Peter has worked in tech his whole life. He calls himself a “web 1.0 guy,” which is not an exaggeration. Peter started a digital media company back in 1993, building the first websites for big brands like Sony and Absolut Vodka. It was a classic startup tale: The business started in his college dorm room and then grew to employ a few hundred people.
High off of those wins, Peter joined another company and helped them raise $50 million. No one could have predicted what came next, but the dot-com bust entered stage-right and shut everything down. He was back to square one.
Spider Crawling For the Win
With lots of free time on his hands and fewer job opportunities now the dot-com bubble had burst, Peter returned to his website-tracking idea. He built “spider-crawling” software that used “state-of-the-art machine learning” to crawl the internet and report whatever it found.
At first, the public’s response to Versionista was, well, muted: “It seemed compelling, but it never took off. I launched it and didn’t do too much with it.” Around this time, he took a senior-level position at Starbucks in China. While based in Shanghai, he noticed that Versionista was gaining traction. Peter explains, “Big corporations started to use it, which was the strange part as I didn’t have any salespeople. I’m an engineer.”
As the internet matured, governments wanted to regulate it to protect its users. Companies had to act to protect their website visitors or risk penalties. Versionista stepped in to solve the problem, automating regulatory intelligence and compliance and simplifying what was then (and still can be) a complex regulatory environment.
Peter explains: “Regulatory and legislative changes can affect products. One website change from one vendor introduces a huge organizational risk because suddenly that annoying cookie consent banner is no longer there. Now, they’re not compliant with GDPR. If they’re an insurer, they might have a partner that’s selling their products and that partner suddenly changes the terms and conditions. All of these website changes are major compliance risks.”
The Sleepy Project that Woke With a Start
Peter was in a very unusual place as an entrepreneur. “Without doing much of anything, Versionista started bringing in more money than I was making,” he says. “It was a little, sleepy project that took off slowly but then the world caught up.”
Versionista doesn’t simply dig through internet archives but continually oversees websites. As Peter says, “All of this requires careful due diligence on what customers and staff see. As a result, companies started to clamor for a way to monitor their own sites and third-party regulator sites to understand how they impact businesses. While searching for data infiltration, the tiniest changes could have large-scale ramifications.”
Peter left his day job to focus on Versionista full-time. If his business grew this much without a single pitch deck, he knew that creating dedicated sales materials would take the company to the next level. He could then hop on sales calls and explain exactly how necessary Versionista and its proprietary software were.
Versionista does what no human can. “Sometimes we crawl through tens of thousands of pages on a minute-by-minute basis,” Peter says.
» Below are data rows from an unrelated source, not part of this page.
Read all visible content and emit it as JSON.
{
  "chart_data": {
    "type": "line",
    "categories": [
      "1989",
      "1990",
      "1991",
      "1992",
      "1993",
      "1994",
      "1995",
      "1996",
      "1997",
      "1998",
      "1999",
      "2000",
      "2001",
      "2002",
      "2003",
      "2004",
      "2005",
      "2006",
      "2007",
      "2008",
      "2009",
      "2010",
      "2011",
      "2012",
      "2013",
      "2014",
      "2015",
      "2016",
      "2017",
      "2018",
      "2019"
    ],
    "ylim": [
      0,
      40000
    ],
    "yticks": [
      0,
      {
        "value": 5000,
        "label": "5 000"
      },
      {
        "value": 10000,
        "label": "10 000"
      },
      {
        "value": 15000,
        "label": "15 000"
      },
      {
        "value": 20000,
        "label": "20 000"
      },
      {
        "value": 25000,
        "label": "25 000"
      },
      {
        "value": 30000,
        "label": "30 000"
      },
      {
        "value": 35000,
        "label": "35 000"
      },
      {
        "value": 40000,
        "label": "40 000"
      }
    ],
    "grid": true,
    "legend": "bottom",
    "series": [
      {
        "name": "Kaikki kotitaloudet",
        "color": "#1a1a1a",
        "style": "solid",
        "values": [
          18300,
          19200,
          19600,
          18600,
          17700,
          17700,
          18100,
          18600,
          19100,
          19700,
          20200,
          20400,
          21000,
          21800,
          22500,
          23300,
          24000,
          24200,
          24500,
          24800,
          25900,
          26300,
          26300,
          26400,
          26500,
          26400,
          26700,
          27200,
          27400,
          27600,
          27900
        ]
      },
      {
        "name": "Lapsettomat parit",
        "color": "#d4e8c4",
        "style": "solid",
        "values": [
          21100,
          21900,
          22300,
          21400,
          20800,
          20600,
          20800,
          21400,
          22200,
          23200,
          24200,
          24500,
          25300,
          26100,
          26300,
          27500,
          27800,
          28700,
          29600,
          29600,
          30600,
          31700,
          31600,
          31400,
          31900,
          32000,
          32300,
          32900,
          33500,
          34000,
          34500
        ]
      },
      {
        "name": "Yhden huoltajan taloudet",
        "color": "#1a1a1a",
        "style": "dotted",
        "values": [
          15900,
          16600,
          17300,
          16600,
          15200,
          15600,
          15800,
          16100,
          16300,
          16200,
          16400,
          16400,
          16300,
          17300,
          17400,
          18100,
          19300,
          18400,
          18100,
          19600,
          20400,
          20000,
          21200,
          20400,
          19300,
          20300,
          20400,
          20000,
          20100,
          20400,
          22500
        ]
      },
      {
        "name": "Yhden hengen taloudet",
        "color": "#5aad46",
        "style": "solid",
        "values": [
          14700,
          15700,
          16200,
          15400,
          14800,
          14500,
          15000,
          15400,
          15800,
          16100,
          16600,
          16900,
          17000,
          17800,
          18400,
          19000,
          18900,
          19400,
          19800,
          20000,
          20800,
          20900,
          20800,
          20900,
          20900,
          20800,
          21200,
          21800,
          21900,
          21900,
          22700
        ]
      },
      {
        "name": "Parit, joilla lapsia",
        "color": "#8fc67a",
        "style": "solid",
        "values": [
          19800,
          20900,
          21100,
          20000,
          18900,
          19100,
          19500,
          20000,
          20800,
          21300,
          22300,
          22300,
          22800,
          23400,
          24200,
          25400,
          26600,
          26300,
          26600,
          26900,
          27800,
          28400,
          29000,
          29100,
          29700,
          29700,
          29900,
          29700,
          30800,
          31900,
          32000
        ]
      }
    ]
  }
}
Without overwhelming customers, Versionista lays the results out in email summaries that are succinct, color-coded, and actionable.
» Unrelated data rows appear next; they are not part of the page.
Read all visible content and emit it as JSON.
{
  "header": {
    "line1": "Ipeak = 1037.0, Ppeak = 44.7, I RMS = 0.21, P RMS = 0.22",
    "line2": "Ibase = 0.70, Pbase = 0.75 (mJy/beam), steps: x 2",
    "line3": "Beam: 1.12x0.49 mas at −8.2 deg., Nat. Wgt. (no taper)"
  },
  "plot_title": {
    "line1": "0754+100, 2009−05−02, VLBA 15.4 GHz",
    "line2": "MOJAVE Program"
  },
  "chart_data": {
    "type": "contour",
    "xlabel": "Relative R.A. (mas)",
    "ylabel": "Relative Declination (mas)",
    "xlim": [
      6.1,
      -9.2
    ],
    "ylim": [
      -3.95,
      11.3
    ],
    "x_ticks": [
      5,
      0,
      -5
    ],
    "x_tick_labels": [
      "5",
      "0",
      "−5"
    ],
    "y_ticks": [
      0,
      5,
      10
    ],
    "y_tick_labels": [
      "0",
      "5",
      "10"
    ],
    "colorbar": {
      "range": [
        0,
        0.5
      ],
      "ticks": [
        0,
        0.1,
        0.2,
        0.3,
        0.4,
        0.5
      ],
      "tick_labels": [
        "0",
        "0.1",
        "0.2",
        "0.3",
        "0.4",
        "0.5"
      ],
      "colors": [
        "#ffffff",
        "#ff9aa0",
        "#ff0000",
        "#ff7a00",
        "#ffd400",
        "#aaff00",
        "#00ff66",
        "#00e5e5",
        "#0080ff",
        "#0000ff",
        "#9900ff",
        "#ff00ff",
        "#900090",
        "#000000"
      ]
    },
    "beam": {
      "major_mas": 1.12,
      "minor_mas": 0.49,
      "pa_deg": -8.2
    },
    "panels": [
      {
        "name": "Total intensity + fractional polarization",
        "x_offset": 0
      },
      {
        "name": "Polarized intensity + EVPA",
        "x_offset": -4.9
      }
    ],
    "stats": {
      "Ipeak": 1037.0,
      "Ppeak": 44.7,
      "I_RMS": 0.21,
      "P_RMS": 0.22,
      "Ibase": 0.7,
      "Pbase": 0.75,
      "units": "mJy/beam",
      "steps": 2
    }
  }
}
Half of Versionista’s customers are self-service. They subscribe for a monthly fee and manage the software on their own. The other half is what Peter refers to as “bespoke engagements.” Essentially, Versionista works directly with clients on needs specific to their industries. These accounts bring in the “lion’s share” of Versionista’s revenue.
Versionista is currently bringing in $1.5 million a year. Admittedly, Peter forgets exact numbers. “I’m so focused on the products and the engineering. I check the numbers every once and a while.” Peter’s tactic of build first and ask questions later seems to be working although he knows it’s highly unorthodox. Peter likes it that way.